Preeclampsia is Also Known as Toxemia
The term toxemia came about because the disease was once thought to be caused by a toxin in a pregnant woman's bloodstream. It is now known that preeclampsia is not caused by a toxin, although its true cause remains largely unknown. The only sure way to end the preeclampsia is to deliver the baby, sometimes despite the fact that the baby may be premature.
There are serious risks posed by preeclampsia to the mother and the baby which may necessitate premature delivery. The mother may suffer liver damage, kidney damage, bleeding problems, or seizures. The baby may not get enough oxygen or nutrients from the placenta. Preeclampsia can lead to growth restriction or fetal distress.
How are Preeclampsia Symptoms Managed?
The only “cure” for preeclampsia is delivery. Medications to treat high blood pressure in pregnancy are sometimes used, but other measures are usually preferred.
Bed rest at home is one way a physician may treat a mild case of preeclampsia. You will be asked to lie on your left or right side to allow blood to flow more freely to the placenta, and to call your doctor if any symptoms develop. Your doctor may want to see you twice a week to check your blood pressure and urine and to do blood tests, as well as to check on the status of the baby.

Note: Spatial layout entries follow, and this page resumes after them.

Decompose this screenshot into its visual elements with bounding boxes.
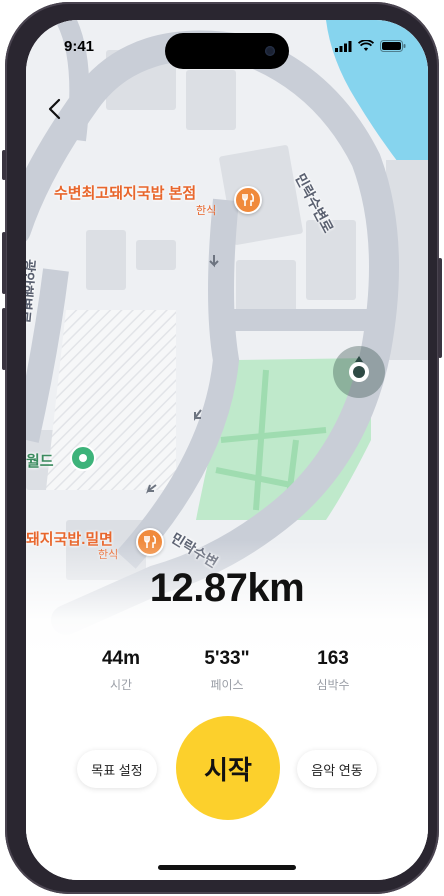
stat-label: 심박수 bbox=[316, 678, 350, 692]
stat-value: 44m bbox=[101, 648, 141, 669]
back-button[interactable] bbox=[40, 92, 74, 126]
poi-name[interactable]: 월드 bbox=[26, 450, 54, 471]
stat-heart-rate: 163 심박수 bbox=[278, 648, 388, 693]
wifi-icon bbox=[358, 40, 374, 51]
phone-frame: 수변최고돼지국밥 본점 한식 돼지국밥.밀면 한식 월드 민락수변로 광안해변로… bbox=[2, 2, 442, 894]
start-button[interactable]: 시작 bbox=[176, 716, 280, 820]
status-time: 9:41 bbox=[64, 38, 95, 55]
stat-label: 페이스 bbox=[210, 678, 244, 692]
power-button bbox=[438, 258, 442, 358]
screen: 수변최고돼지국밥 본점 한식 돼지국밥.밀면 한식 월드 민락수변로 광안해변로… bbox=[26, 20, 428, 880]
poi-category: 한식 bbox=[196, 205, 217, 217]
home-indicator[interactable] bbox=[158, 865, 296, 870]
volume-up-button bbox=[2, 232, 6, 294]
stat-label: 시간 bbox=[109, 678, 133, 692]
stat-value: 5'33" bbox=[204, 648, 250, 669]
fork-knife-icon[interactable] bbox=[234, 186, 262, 214]
music-link-button[interactable]: 음악 연동 bbox=[297, 750, 377, 788]
action-button bbox=[2, 150, 6, 180]
stat-pace: 5'33" 페이스 bbox=[172, 648, 282, 693]
status-icons bbox=[335, 40, 406, 52]
goal-setting-button[interactable]: 목표 설정 bbox=[77, 750, 157, 788]
stat-value: 163 bbox=[317, 648, 349, 669]
signal-icon bbox=[335, 40, 352, 52]
poi-name[interactable]: 수변최고돼지국밥 본점 bbox=[54, 182, 196, 203]
battery-icon bbox=[380, 40, 406, 52]
volume-down-button bbox=[2, 308, 6, 370]
back-arrow-icon bbox=[48, 98, 61, 120]
camera-icon bbox=[265, 46, 275, 56]
distance-value: 12.87km bbox=[149, 566, 305, 610]
stat-time: 44m 시간 bbox=[66, 648, 176, 693]
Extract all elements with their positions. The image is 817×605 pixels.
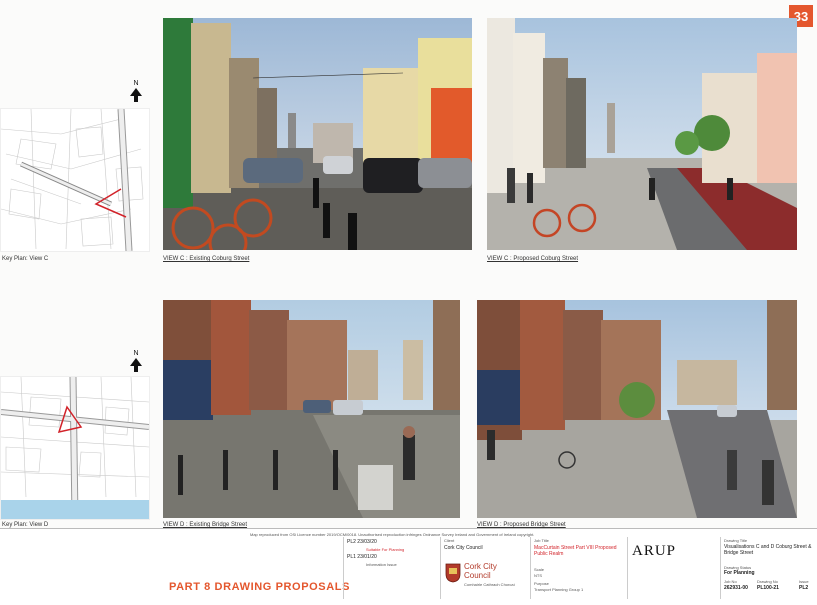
client-name: Cork City Council (444, 545, 483, 551)
view-d-proposed-photo (477, 300, 797, 518)
rev-row-2: PL1 23/01/20 (347, 554, 377, 560)
drawing-number: PL100-21 (757, 585, 779, 591)
view-c-existing-caption: VIEW C : Existing Coburg Street (163, 256, 250, 262)
north-arrow-c: N (128, 80, 144, 105)
key-plan-c-label: Key Plan: View C (2, 256, 49, 262)
council-name: Cork City Council (464, 562, 497, 580)
key-plan-c-map (0, 108, 150, 252)
drawing-title: Visualisations C and D Coburg Street & B… (724, 544, 812, 556)
rev-row-1-desc: Suitable For Planning (366, 547, 405, 552)
scale-label: Scale (534, 567, 545, 572)
drawing-title-label: Drawing Title (724, 538, 748, 543)
view-c-existing-photo (163, 18, 472, 250)
drawing-status: For Planning (724, 570, 755, 576)
issue-label: Issue (799, 579, 809, 584)
scale-value: NTS (534, 573, 542, 578)
title-block: Map reproduced from OSi Licence number 2… (0, 528, 817, 605)
firm-logo: ARUP (632, 543, 677, 559)
purpose-label: Purpose (534, 581, 549, 586)
council-crest-icon (445, 563, 461, 583)
job-number: 262931-00 (724, 585, 748, 591)
revision-table: PL2 23/03/20 Suitable For Planning PL1 2… (343, 537, 436, 599)
north-arrow-icon (130, 88, 142, 102)
job-title-cell: Job Title MacCurtain Street Part VIII Pr… (530, 537, 623, 599)
drawing-info-cell: Drawing Title Visualisations C and D Cob… (720, 537, 817, 599)
firm-cell: ARUP (627, 537, 718, 599)
north-arrow-icon (130, 358, 142, 372)
client-label: Client (444, 538, 455, 543)
sheet-heading: PART 8 DRAWING PROPOSALS (169, 581, 351, 593)
client-cell: Client Cork City Council Cork City Counc… (440, 537, 526, 599)
key-plan-d-map (0, 376, 150, 520)
north-label: N (133, 350, 139, 357)
job-title-label: Job Title (534, 538, 549, 543)
north-label: N (133, 80, 139, 87)
job-title: MacCurtain Street Part VIII Proposed Pub… (534, 545, 617, 557)
view-c-proposed-caption: VIEW C : Proposed Coburg Street (487, 256, 579, 262)
job-no-label: Job No (724, 579, 737, 584)
rev-row-1: PL2 23/03/20 (347, 539, 377, 545)
view-d-existing-photo (163, 300, 460, 518)
north-arrow-d: N (128, 350, 144, 375)
issue-code: PL2 (799, 585, 809, 591)
rev-row-2-desc: Information Issue (366, 562, 397, 567)
purpose-value: Transport Planning Group 1 (534, 587, 584, 592)
drawing-no-label: Drawing No (757, 579, 778, 584)
council-irish-name: Comhairle Cathrach Chorcaí (464, 582, 515, 587)
view-c-proposed-photo (487, 18, 797, 250)
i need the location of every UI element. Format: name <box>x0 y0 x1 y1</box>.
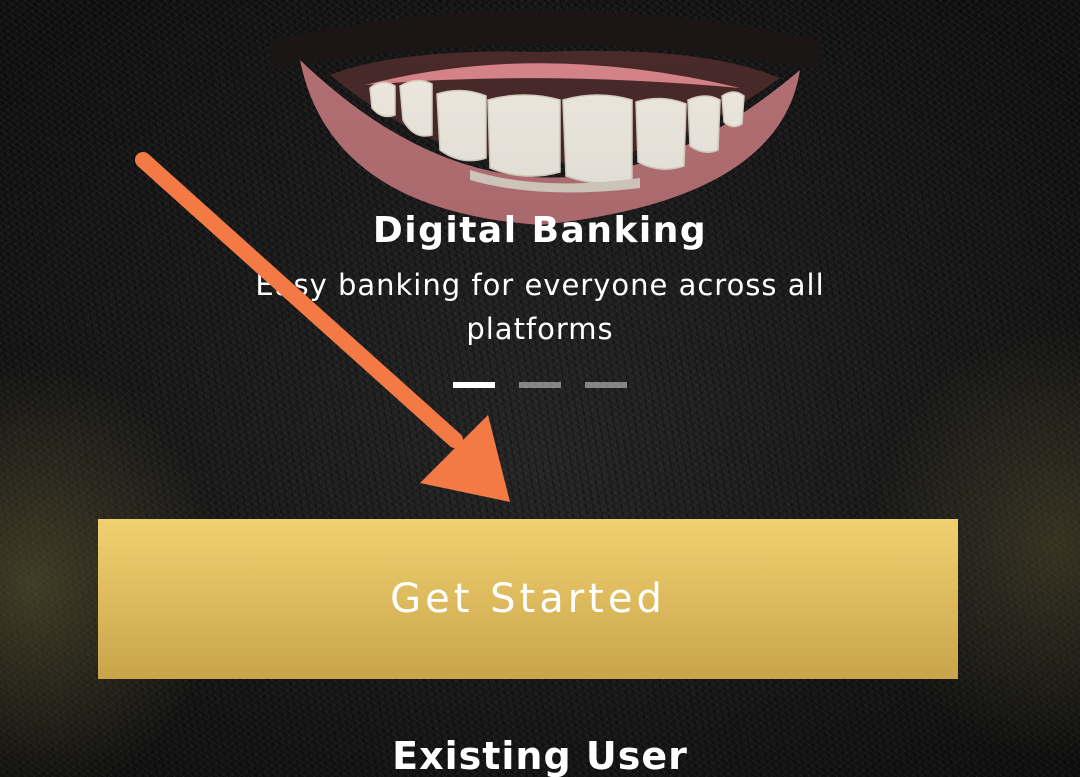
carousel-dot[interactable] <box>585 382 627 388</box>
hero-title: Digital Banking <box>372 210 708 251</box>
carousel-dot[interactable] <box>453 382 495 388</box>
hero-text-block: Digital Banking Easy banking for everyon… <box>0 205 1080 351</box>
get-started-button[interactable]: Get Started <box>98 519 958 679</box>
carousel-indicator <box>0 382 1080 388</box>
carousel-dot[interactable] <box>519 382 561 388</box>
hero-subtitle: Easy banking for everyone across all pla… <box>255 268 825 346</box>
existing-user-link[interactable]: Existing User <box>0 734 1080 777</box>
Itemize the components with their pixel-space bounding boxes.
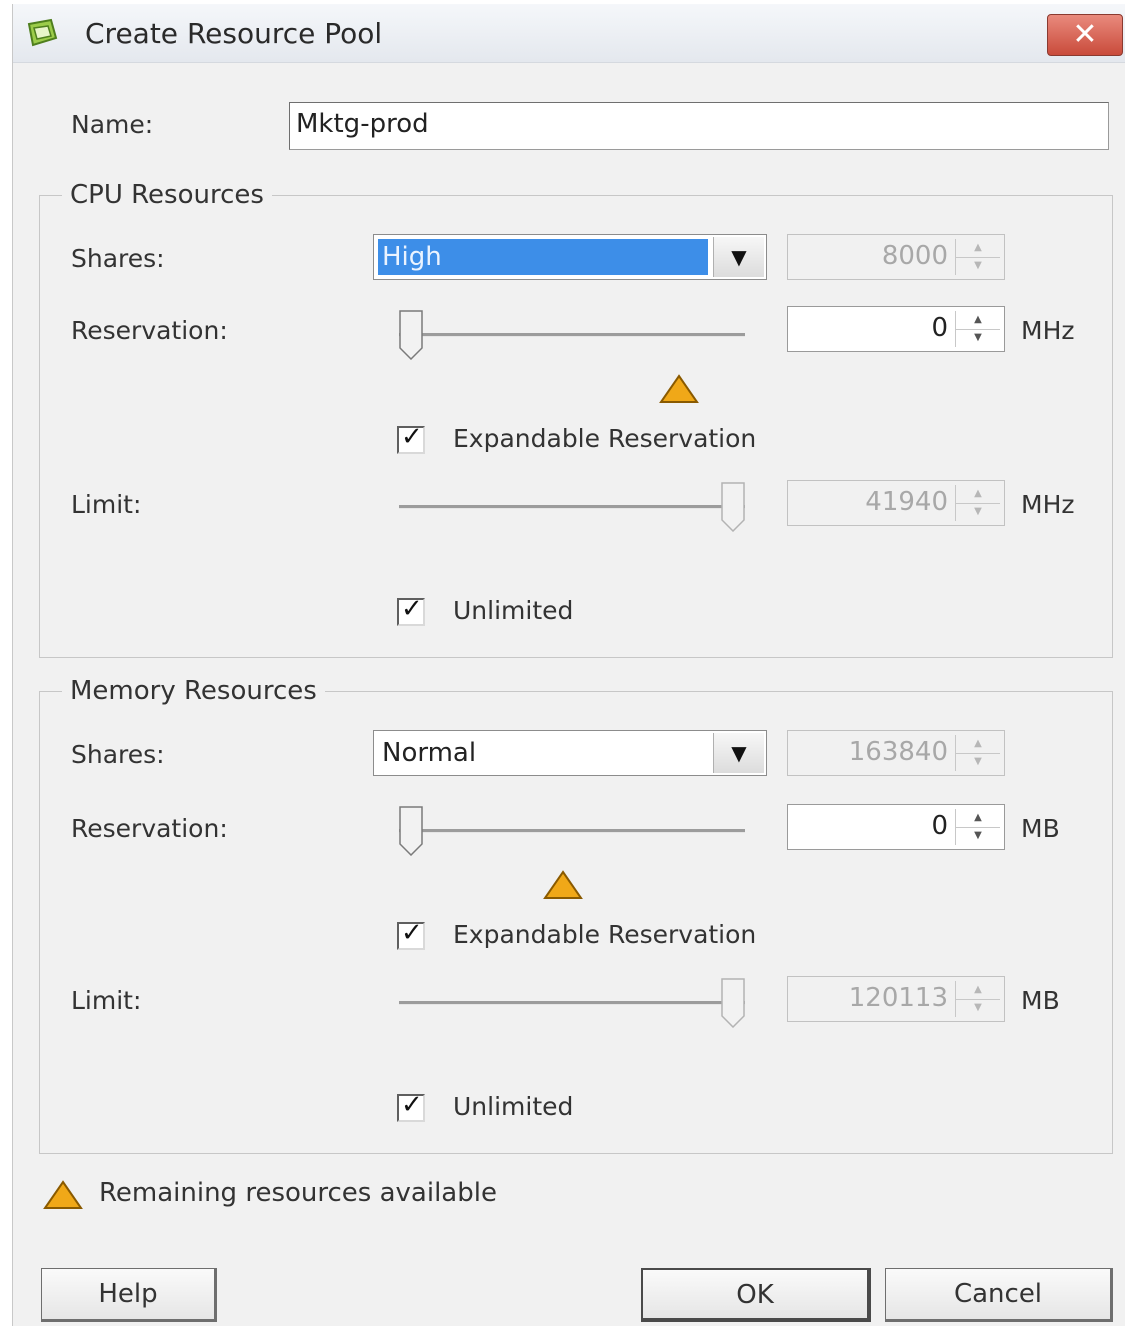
slider-thumb[interactable]: [399, 806, 423, 856]
checkmark-icon: ✓: [401, 422, 423, 452]
spin-up-icon: ▲: [956, 735, 1000, 754]
cpu-limit-spinner: 41940 ▲ ▼: [787, 480, 1005, 526]
spinner-buttons[interactable]: ▲ ▼: [955, 809, 1000, 845]
cpu-limit-slider: [399, 478, 745, 538]
cpu-reservation-spinner[interactable]: 0 ▲ ▼: [787, 306, 1005, 352]
spin-down-icon: ▼: [974, 260, 982, 271]
memory-reservation-value: 0: [931, 811, 948, 841]
resource-pool-icon: [27, 18, 58, 47]
checkmark-icon: ✓: [401, 594, 423, 624]
slider-thumb: [721, 978, 745, 1028]
warning-icon: [659, 374, 699, 403]
name-label: Name:: [71, 110, 154, 139]
cpu-unlimited-label: Unlimited: [453, 596, 574, 625]
memory-unlimited-label: Unlimited: [453, 1092, 574, 1121]
cpu-reservation-unit: MHz: [1021, 316, 1075, 345]
cancel-button[interactable]: Cancel: [885, 1268, 1113, 1322]
cpu-reservation-label: Reservation:: [71, 316, 228, 345]
slider-track: [399, 505, 745, 509]
memory-unlimited-checkbox[interactable]: ✓: [397, 1090, 425, 1122]
cpu-limit-value: 41940: [865, 487, 948, 517]
memory-shares-selected: Normal: [382, 738, 477, 768]
window-title: Create Resource Pool: [85, 17, 383, 50]
close-icon: ✕: [1072, 17, 1098, 52]
memory-limit-slider: [399, 974, 745, 1034]
warning-icon: [43, 1180, 83, 1209]
spinner-buttons: ▲ ▼: [955, 485, 1000, 521]
slider-track: [399, 333, 745, 337]
spin-down-icon[interactable]: ▼: [956, 827, 1000, 845]
cpu-shares-value: 8000: [881, 241, 948, 271]
cpu-expandable-label: Expandable Reservation: [453, 424, 757, 453]
slider-track: [399, 829, 745, 833]
spinner-buttons: ▲ ▼: [955, 239, 1000, 275]
cpu-shares-select[interactable]: High ▼: [373, 234, 767, 280]
spin-up-icon: ▲: [956, 981, 1000, 1000]
checkmark-icon: ✓: [401, 1090, 423, 1120]
memory-resources-legend: Memory Resources: [70, 676, 317, 706]
cpu-shares-selected: High: [378, 239, 708, 275]
spin-up-icon[interactable]: ▲: [956, 311, 1000, 330]
memory-shares-spinner: 163840 ▲ ▼: [787, 730, 1005, 776]
memory-limit-label: Limit:: [71, 986, 142, 1015]
spin-up-icon: ▲: [956, 485, 1000, 504]
memory-shares-value: 163840: [848, 737, 948, 767]
cpu-reservation-slider[interactable]: [399, 306, 745, 366]
memory-expandable-label: Expandable Reservation: [453, 920, 757, 949]
remaining-resources-text: Remaining resources available: [99, 1178, 497, 1208]
memory-reservation-label: Reservation:: [71, 814, 228, 843]
spinner-buttons: ▲ ▼: [955, 735, 1000, 771]
cpu-reservation-value: 0: [931, 313, 948, 343]
chevron-down-icon[interactable]: ▼: [713, 733, 764, 773]
spin-up-icon[interactable]: ▲: [956, 809, 1000, 828]
spinner-buttons: ▲ ▼: [955, 981, 1000, 1017]
cpu-expandable-checkbox[interactable]: ✓: [397, 422, 425, 454]
slider-thumb[interactable]: [399, 310, 423, 360]
memory-reservation-slider[interactable]: [399, 802, 745, 862]
spin-down-icon: ▼: [974, 756, 982, 767]
memory-shares-label: Shares:: [71, 740, 165, 769]
memory-reservation-spinner[interactable]: 0 ▲ ▼: [787, 804, 1005, 850]
name-input-value: Mktg-prod: [296, 109, 429, 139]
memory-limit-spinner: 120113 ▲ ▼: [787, 976, 1005, 1022]
chevron-down-icon[interactable]: ▼: [713, 237, 764, 277]
warning-icon: [543, 870, 583, 899]
title-bar: Create Resource Pool ✕: [13, 4, 1125, 63]
create-resource-pool-dialog: Create Resource Pool ✕ Name: Mktg-prod C…: [12, 4, 1125, 1326]
cpu-resources-legend: CPU Resources: [70, 180, 264, 210]
memory-expandable-checkbox[interactable]: ✓: [397, 918, 425, 950]
ok-button[interactable]: OK: [641, 1268, 871, 1322]
spin-down-icon: ▼: [974, 506, 982, 517]
cpu-shares-label: Shares:: [71, 244, 165, 273]
close-button[interactable]: ✕: [1047, 14, 1123, 56]
checkmark-icon: ✓: [401, 918, 423, 948]
spinner-buttons[interactable]: ▲ ▼: [955, 311, 1000, 347]
cpu-limit-unit: MHz: [1021, 490, 1075, 519]
spin-down-icon[interactable]: ▼: [956, 329, 1000, 347]
cpu-shares-spinner: 8000 ▲ ▼: [787, 234, 1005, 280]
help-button[interactable]: Help: [41, 1268, 217, 1322]
slider-track: [399, 1001, 745, 1005]
spin-up-icon: ▲: [956, 239, 1000, 258]
slider-thumb: [721, 482, 745, 532]
memory-limit-value: 120113: [848, 983, 948, 1013]
cpu-unlimited-checkbox[interactable]: ✓: [397, 594, 425, 626]
cpu-limit-label: Limit:: [71, 490, 142, 519]
memory-limit-unit: MB: [1021, 986, 1060, 1015]
name-input[interactable]: Mktg-prod: [289, 102, 1109, 150]
spin-down-icon: ▼: [974, 1002, 982, 1013]
memory-reservation-unit: MB: [1021, 814, 1060, 843]
memory-shares-select[interactable]: Normal ▼: [373, 730, 767, 776]
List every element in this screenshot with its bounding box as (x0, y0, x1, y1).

A more severe case of preeclampsia requires a stay in the hospital. Testing of the baby's well-being, with non-stress tests, contraction stress tests, or biophysical profiles, will be done on a regular basis. In addition to these tests, an ultrasound exam is often used to measure the volume of amniotic fluid. If the amount of amniotic fluid is too low, it is a sign that the blood supply to the baby has been inadequate, and delivery of the baby may be necessary.
When this occurs, the risks of early birth must be weighed against those of the less hospitable conditions inside the uterus. Before this decision is made, amniocentesis may be performed to determine whether the baby's lungs are fully mature. If the health of the mother is thought to be at significant risk, delivery may be necessary before the baby's lungs are fully mature.
Many cases of preeclampsia are mild enough, and arise close enough to the mother's due date, that they can be managed with rest and monitoring until labor starts on its own. In more severe cases, though, labor may have to be induced or a cesarean delivery performed. Magnesium sulfate is a drug that may be given intravenously to the mother with preeclampsia to increase uterine blood flow and to prevent seizures. A pregnancy complicated by preeclampsia is usually delivered before the 40 week point because of the increased risks to the fetus. The “ripeness” of the cervix (whether it is beginning to dilate, efface, and soften) may also be a factor in determining whether labor will be induced.
What's in Store for You If You Had Preeclampsia?
After delivery, the blood pressure usually returns to normal within several days to several weeks. If blood pressure medication is necessary, its use can usually be gradually stopped a month or two after delivery. Your doctor will monitor your blood pressure.
The risk that preeclampsia will recur in a subsequent pregnancy depends on how severe the symptoms were during the first pregnancy. With mild preeclampsia, the risk of recurrence is low, but it may be as high as 25 to 45 percent when preeclampsia was severe in a first pregnancy.
Whether preeclampsia will have an effect on your baby post-delivery depends on how far along your pregnancy was at the time of delivery. If your baby was delivered extremely premature, its survival chances are lower. With the right intensive care, however, your baby should be able to pull through.
If you've had preeclampsia in the past and are pregnant again, make sure your doctor is informed. If they know about your history with this condition, they'll be able to start monitoring you as soon as possible. Hopefully, this will allow them to catch a recurrence of preeclampsia as soon as possible.